There are things he won’t say, too. I was there the first time he stood at the Vietnam Memorial in Washington, D.C. It was 1992. We were there for the National Spelling Bee, and had the day to explore on our own. I don’t know what twenty-year old memories came to him, then, but I remember the tears coming on him like a sudden storm, and the recollection of it still hurts my heart.
Almost ten years later, we sit in their kitchen, the news still filled with those towers, falling endlessly. It’s all there is to talk about, really, isn’t it? Where we were, how we heard. He was still driving the trains then, underground and away from any kind of news.
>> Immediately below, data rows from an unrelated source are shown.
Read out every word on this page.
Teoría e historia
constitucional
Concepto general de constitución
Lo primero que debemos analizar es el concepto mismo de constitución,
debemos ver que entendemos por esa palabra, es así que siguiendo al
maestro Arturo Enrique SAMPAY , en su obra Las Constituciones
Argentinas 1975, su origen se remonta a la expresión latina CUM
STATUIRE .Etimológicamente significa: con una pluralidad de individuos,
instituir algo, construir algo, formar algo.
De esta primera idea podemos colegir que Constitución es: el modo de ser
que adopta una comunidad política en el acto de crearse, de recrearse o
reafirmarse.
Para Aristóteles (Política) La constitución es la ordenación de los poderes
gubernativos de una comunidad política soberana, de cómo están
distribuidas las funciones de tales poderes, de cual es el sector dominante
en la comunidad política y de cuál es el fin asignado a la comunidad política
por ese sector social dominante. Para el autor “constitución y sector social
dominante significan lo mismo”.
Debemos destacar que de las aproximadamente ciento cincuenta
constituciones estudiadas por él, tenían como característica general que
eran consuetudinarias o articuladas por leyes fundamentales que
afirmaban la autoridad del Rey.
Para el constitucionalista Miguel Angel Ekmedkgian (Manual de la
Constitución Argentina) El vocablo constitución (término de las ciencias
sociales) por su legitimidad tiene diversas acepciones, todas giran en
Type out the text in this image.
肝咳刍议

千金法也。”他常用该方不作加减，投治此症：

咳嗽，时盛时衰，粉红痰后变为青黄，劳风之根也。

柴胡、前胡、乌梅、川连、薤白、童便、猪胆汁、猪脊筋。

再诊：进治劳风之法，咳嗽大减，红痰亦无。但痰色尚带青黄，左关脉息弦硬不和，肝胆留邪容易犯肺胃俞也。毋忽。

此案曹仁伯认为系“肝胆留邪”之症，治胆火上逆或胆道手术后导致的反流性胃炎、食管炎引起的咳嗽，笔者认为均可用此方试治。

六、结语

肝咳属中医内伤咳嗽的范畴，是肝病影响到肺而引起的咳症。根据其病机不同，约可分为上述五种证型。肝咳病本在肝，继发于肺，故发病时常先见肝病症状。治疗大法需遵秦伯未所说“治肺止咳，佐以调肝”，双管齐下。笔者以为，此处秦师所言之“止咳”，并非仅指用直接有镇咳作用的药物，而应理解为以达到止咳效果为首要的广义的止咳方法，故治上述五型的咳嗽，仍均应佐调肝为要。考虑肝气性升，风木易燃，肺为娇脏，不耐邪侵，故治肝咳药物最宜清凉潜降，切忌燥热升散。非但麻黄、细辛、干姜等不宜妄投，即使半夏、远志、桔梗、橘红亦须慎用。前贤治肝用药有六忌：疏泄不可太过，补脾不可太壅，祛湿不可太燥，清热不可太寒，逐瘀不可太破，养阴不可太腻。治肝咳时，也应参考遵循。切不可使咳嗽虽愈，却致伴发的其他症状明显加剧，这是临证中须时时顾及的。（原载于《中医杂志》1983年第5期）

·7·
When someone told him a plane had gone into the World Trade Center, he thought they meant the one in Boston. My mom called me crying, afraid Boston was the next target, telling me to go home, go home, go home.
The panic’s worn off, now, but not the shock. I don’t know if that ever really goes away.
I ask about their flag, whose idea it was to get one. Both of theirs, he says, though my mom might’ve brought it up first.
“I’ve never wanted to fly one before,” he says to me. “I’ve haven’t felt like a part of this country since I got home from Vietnam. My country didn’t want me. But now, these last few days, I’ve seen the way people have reacted. How they’ve come together.
“For the first time,” my father says — and yeah, there are tears in his eyes, which means they’re in mine, as well — “I’m proud to be an American.”
You can be patriotic and not be proud of your country. There are things this nation has done that are unspeakably shameful. But that doesn’t mean they can’t be made right. It doesn’t mean that someone or something can’t come along that uplifts you, inspires you, and brings back that spark of pride. For my father, it was the way the people of this country banded together in the wake of tragedy. For Michelle Obama, it’s seeing the energy and the determination and the hunger for change that’s been so evident during this campaign cycle.
That’s why I take such offense at Rove’s statement. Because if he’s questioning Michelle Obama’s sincerity, he’s questioning my father’s, too.